The objective of this study is to develop a basic understanding of the interaction of shock waves with density inhomogeneities. We consider the particular instance of a planar air shock impinging on a spherical water droplet and discuss to what extent this interaction can lead to the inception of cavitation inside the droplet. The effort centers on early phases of the interaction, which are analyzed using both ray theory and a hydrodynamic code. Within the context of ray theory, the occurrence of focusing is examined in detail, and parametric equations are derived for the transmitted wavefront and its multiple internal reflections. It is found that wave patterns predicted by ray calculations compare extremely well with the more accurate numerical solutions from simulations.

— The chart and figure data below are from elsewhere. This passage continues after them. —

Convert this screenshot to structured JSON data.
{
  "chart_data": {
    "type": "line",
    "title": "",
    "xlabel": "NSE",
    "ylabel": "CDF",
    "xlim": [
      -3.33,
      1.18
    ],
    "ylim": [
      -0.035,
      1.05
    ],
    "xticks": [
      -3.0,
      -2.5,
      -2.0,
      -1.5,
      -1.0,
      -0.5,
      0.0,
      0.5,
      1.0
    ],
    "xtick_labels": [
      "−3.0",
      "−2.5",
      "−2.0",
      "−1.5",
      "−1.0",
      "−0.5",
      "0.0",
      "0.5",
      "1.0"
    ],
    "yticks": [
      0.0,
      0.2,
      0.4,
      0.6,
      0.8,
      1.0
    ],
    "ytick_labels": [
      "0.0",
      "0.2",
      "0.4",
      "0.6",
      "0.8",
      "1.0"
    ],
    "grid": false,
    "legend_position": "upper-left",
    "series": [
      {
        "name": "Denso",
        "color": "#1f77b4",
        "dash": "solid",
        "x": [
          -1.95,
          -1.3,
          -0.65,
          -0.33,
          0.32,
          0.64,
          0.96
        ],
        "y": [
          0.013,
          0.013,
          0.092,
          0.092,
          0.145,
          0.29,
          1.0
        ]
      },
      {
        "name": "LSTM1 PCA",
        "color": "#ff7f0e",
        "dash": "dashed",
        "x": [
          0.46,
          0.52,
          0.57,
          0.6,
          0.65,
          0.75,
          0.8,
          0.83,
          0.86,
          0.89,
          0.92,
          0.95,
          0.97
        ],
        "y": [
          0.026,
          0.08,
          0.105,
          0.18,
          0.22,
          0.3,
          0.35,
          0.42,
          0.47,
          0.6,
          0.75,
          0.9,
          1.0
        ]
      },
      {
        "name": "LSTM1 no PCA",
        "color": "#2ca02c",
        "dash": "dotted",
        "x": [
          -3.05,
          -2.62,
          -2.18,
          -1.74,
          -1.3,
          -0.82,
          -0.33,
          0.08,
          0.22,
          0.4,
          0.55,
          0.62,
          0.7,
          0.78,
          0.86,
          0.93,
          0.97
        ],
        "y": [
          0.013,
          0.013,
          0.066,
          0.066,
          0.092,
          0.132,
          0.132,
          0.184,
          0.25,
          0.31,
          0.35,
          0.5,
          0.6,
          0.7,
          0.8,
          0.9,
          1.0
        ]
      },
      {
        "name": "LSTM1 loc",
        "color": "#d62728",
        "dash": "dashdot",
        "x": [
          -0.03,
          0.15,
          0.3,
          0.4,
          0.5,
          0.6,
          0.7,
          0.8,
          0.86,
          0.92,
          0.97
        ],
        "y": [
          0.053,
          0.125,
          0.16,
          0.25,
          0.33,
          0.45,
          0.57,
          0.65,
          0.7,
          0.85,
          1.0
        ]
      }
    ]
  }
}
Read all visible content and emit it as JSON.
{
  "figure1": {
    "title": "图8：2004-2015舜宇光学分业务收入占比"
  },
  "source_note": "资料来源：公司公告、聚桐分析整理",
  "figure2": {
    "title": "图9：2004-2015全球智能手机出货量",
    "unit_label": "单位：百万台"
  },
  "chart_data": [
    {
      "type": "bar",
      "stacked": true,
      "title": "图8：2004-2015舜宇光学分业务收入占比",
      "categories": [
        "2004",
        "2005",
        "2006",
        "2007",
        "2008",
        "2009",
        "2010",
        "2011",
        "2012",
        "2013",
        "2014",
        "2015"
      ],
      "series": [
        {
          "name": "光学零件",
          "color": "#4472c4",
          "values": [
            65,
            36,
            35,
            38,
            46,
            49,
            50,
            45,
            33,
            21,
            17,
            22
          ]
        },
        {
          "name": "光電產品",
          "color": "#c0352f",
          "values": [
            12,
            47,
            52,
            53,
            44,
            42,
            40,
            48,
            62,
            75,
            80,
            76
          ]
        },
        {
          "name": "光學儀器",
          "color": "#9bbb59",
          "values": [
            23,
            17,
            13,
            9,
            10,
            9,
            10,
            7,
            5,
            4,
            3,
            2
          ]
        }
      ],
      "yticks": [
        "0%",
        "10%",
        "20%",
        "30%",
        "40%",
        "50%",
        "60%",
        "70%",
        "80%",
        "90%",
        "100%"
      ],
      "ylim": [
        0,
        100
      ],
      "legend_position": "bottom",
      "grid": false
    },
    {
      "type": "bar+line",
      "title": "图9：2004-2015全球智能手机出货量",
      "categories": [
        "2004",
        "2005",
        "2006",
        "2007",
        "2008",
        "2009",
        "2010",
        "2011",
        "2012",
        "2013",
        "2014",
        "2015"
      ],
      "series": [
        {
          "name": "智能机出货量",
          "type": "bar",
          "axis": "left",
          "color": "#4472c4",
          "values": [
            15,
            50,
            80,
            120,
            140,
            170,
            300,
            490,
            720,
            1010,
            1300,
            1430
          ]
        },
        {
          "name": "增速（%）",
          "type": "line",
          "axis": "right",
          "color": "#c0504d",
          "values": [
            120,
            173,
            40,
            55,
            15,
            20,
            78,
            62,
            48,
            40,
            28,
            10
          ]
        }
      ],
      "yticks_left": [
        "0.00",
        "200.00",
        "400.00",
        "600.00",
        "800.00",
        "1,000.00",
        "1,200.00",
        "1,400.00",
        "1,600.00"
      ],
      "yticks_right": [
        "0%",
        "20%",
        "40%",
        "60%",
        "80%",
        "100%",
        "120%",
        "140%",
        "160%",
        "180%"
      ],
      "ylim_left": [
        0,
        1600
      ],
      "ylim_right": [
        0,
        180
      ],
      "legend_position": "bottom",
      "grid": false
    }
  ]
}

In particular, it is shown that the internal wavefront assumes a complex time-dependent shape whose dominant feature is the existence of cusp singularities. These singular points are shown to trace out surfaces that are the caustics of the associated system of rays. From the singularities of the energy flux density of the refracted wave, the parametric equations of the caustic surface associated with the kth reflected wavefront are deduced. As a consequence of the focusing process, simulations show the formation of negative-pressure regions in the internal flow field. These low-pressure zones are identified as possible spots at which cavitation may occur, depending on the magnitude of pressure reached. Finally, numerical results provide quantitative information on the dependence of negative-pressure peaks upon incident-shock-wave strength.